I think in research such as questionnaire-based work, focus groups, people are very good at telling you about outcomes, so how, what has happened, how they felt about things, how they, you know, what they thought about it. But the processes by which they get there are very difficult to understand using some of the conventional research methods. So that’s why we turn to neuroscience methods such as the work done at Bangor University to understand some of those things in more detail in a way that we can’t get to through other means.

Jane Raymond
fMRI research allows us to really look inside the brain. There’s lots of things that people do that look identical from the outside and you can’t really tell what’s going on in the inside.  So, fMRI scanning in general is very useful for looking at the different kinds of brain processes that people use when they're engaged in thinking.

A lot of people use different analogies to describe what goes on in the brain and what is consciousness and what is outside of consciousness.  A popular analogy is the iceberg. The tip of the iceberg is what you’re conscious of, that’s the thought processes that you, sort of, can be aware of, your feelings that you can think about, but what goes on under the surface is this great, large amorphous set of processes and that’s the subconscious or the unconscious.

This is an outdated view. We have many tools now to study what goes on under the surface and so this analogy is maybe passé. Perhaps a better analogy is one of the theatre.

The things on the stage are your ideas, your thoughts at the moment, perhaps even your feelings at the moment, but in the background there are stagehands, there are, there’s an audience, there’s a director and there are various mechanisms or networks of activity going on to support the ongoing play which is your conscious awareness. 

We can take it into fMRI studies and look at the different networks of activity that get activated in the brain, not single areas, but rather whole sets of areas that work like an orchestra to produce a kind of melody or a whole rhythm of activity that helps and supports your consciousness, which then of course translates into your active behaviour. Things like choosing what to buy.

Graham Page
To build on the theatre analogy I think there’s some useful learning there for marketers, which is that marketing communications, such as direct mail or other forms of advertising, kind of need to get on to the stage to have an effect and that’s an important reason why engagement is so important. And secondly again brands also kind of need to be on stage when people are making decisions, when they’re making their purchasing choices.  And again a lot of brand strength comes from the ability of the brand to be centre stage at the right time in the decision-making process. So that’s why I think understanding some of these processes, understanding where their marketing communications is, getting into the spotlight as it were is a key thing for marketers to understand.

Building on that, from a marketer’s point of view, understanding the emotional processing that’s going on when people are encountering marketing I think is important in two areas because we know there are two main areas where emotion is important in brand decisions.  One is clearly it’s a fundamental part of a brand’s representation.

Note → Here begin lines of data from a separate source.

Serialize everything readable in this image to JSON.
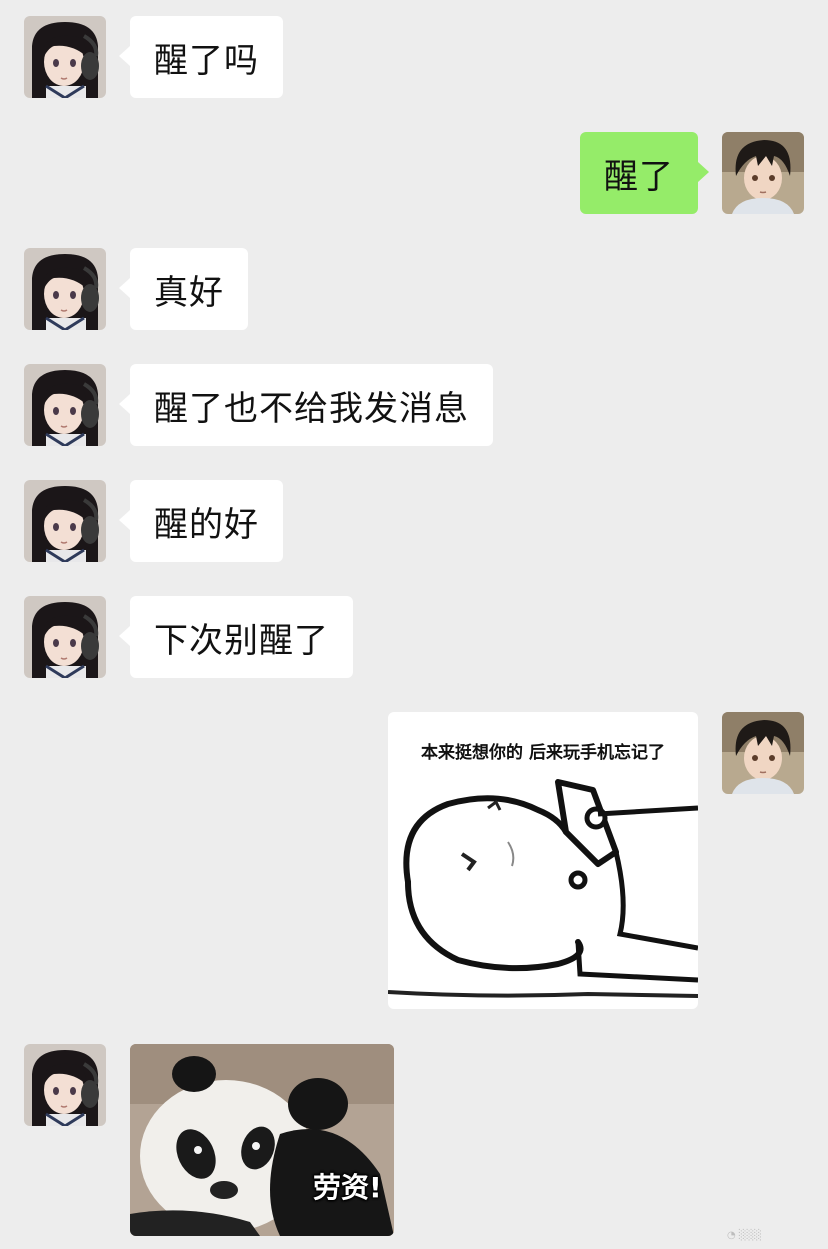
{
  "messages": [
    {
      "sender": "friend",
      "text": "醒了吗"
    },
    {
      "sender": "me",
      "text": "醒了"
    },
    {
      "sender": "friend",
      "text": "真好"
    },
    {
      "sender": "friend",
      "text": "醒了也不给我发消息"
    },
    {
      "sender": "friend",
      "text": "醒的好"
    },
    {
      "sender": "friend",
      "text": "下次别醒了"
    },
    {
      "sender": "me",
      "type": "sticker",
      "caption": "本来挺想你的 后来玩手机忘记了"
    },
    {
      "sender": "friend",
      "type": "sticker",
      "caption": "劳资!"
    }
  ],
  "avatars": {
    "friend": {
      "icon": "anime-girl-headphones-avatar",
      "hair": "#1b1618",
      "skin": "#f3dfd4",
      "headphones": "#3a3a3a"
    },
    "me": {
      "icon": "anime-boy-avatar",
      "hair": "#1f1a17",
      "skin": "#f0d6c3",
      "shirt": "#dfe4ea"
    }
  },
  "colors": {
    "background": "#ededed",
    "incoming_bubble": "#ffffff",
    "outgoing_bubble": "#95ec69",
    "text": "#111111"
  }
}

Brands which are emotionally positive, which evoke positive feelings are more likely to be stronger brands, more likely to be purchased in market because they’re brands that people are drawn towards. 

Secondly there’s also the role that emotion has in directing and enhancing engagement with the marketing message.  So we know that it’s a key cue for the brain to devote mental resources to a stimulus or something in the marketplace.  So if you get emotional engagement with advertising you’ll get engagement with that piece of communication. 

So on both levels we need to understand the nature of the emotional processing that people have when they encounter a piece of marketing such as a piece of direct mail.